Two pedagogical problems to solve

One, undergraduate students are not achieving the Ontario undergraduate degree level expectations.

Researchers from York University, Western University, the University of Waterloo and the University of Toronto (Scarborough and Mississauga campuses) surveyed faculty and students and found that neither group believes that students are graduating with core literacy and research skills.

As a result, students are not achieving the Ontario undergraduate degree level expectations.

Two, first-year student engagement in research

Pamela Walker, a history professor at Carleton University, teaches history with Reacting to the Past immersive role-playing games. Despite a high level of engagement in Reacting to the Past games such as Greenwich Village 1913, Professor Walker realized that students did not have the foundational research skills they needed to find sources related to the characters and historical period that would help them truly succeed in the games.

What is Reacting to the Past?

Students to play an historical character and use competitive team play to engage in complex historical problems.

Created by Mark Carnes, the game design is inspired by subversive play common among undergraduates (e.g., the game Assassins, party culture, athletics). To engage students intellectually and emotionally in historical problems, this pedagogy draws on:

  • The same sense of identity change experienced in subversive play
  • Competition
  • Irrationality (e.g., leave behind the reality of the present, dress up, enjoy the energy and fun of play)

Reacting is intellectually rigorous. Students must read extensively and understand the texts in order to use those ideas to further their own goals. Each game introduces students to an array of sources of the past:

  • Scholarly articles and primary source texts
  • Visual images, sound, films, & art

Reacting experiences suggest that students:

  • Understand themselves more fully by imagining they are someone else.
  • Find failure to be the pathway to success.
  • Experience strong community bonds through fierce competition.
  • Embrace moral thinking.
  • Acquire leadership skills by becoming team mates.
  • Understand the past better by filtering it through their own present.

Enter Maud Malone

Maud was a New York City suffragette and labour organizer during the early 20th century. Maud may or may not have had friends and colleagues in Greenwich Village in 1913, but she certainly was on the scene, debating Emma Goldman in 1909 and getting arrested for interrupting President Woodrow Wilson at a political rally in 1912. More importantly, as a library worker she would know where to find good sources.

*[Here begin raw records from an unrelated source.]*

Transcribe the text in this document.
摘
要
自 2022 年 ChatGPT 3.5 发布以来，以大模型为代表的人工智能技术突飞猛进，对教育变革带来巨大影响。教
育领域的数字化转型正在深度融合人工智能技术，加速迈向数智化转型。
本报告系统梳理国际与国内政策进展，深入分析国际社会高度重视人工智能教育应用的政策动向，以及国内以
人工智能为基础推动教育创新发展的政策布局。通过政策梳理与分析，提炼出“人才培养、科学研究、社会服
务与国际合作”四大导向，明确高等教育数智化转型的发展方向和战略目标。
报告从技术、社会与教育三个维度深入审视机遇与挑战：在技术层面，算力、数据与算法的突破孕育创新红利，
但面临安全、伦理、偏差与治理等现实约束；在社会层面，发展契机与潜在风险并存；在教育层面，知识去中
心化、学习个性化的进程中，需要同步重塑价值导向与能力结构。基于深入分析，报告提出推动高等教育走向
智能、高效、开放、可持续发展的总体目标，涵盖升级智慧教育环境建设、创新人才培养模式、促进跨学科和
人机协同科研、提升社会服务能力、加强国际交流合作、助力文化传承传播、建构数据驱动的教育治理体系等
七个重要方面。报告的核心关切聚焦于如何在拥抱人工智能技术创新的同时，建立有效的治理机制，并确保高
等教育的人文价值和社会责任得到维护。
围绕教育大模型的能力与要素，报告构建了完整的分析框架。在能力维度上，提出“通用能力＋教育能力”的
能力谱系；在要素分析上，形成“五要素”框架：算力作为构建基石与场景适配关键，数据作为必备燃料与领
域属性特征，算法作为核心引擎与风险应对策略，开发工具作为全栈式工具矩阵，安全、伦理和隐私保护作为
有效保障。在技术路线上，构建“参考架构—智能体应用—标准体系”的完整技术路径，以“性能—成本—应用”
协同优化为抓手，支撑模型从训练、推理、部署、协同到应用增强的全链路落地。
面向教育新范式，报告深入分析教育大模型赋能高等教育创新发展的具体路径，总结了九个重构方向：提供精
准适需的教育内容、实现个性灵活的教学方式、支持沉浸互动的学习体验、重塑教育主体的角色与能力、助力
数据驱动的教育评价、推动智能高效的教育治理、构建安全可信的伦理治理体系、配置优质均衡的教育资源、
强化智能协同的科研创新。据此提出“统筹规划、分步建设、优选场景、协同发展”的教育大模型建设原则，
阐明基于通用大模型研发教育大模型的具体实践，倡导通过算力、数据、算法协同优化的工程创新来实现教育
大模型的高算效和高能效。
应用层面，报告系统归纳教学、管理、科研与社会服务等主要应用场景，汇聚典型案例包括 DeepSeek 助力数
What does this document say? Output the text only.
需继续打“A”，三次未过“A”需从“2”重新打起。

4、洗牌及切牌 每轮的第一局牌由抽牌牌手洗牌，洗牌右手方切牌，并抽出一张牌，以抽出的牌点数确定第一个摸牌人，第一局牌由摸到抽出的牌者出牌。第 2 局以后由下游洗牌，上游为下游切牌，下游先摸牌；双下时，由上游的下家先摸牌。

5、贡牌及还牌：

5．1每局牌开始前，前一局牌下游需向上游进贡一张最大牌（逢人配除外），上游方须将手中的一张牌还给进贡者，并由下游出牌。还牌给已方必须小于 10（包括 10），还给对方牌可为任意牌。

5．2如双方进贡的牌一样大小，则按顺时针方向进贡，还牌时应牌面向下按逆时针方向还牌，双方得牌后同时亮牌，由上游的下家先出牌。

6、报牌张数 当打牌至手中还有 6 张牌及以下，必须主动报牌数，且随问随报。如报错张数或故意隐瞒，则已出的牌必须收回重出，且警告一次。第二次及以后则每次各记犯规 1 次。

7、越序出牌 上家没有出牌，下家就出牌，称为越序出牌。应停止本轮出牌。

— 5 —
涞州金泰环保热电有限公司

This is why Maud is now a regular character in Prof. Walker’s first-year Reacting seminar, where students play Greenwich Village 1913. Played by Carleton University librarian Martha Attridge Bufton, Maud is a creative idea and a innovative pedagogical practice. By embedding Maud in the game—rather than relegating Martha to a traditional “one shot” library research session—Martha has created a new role for librarians in the Reacting pedagogy to support the acquisition of core scholarly information seeking competencies.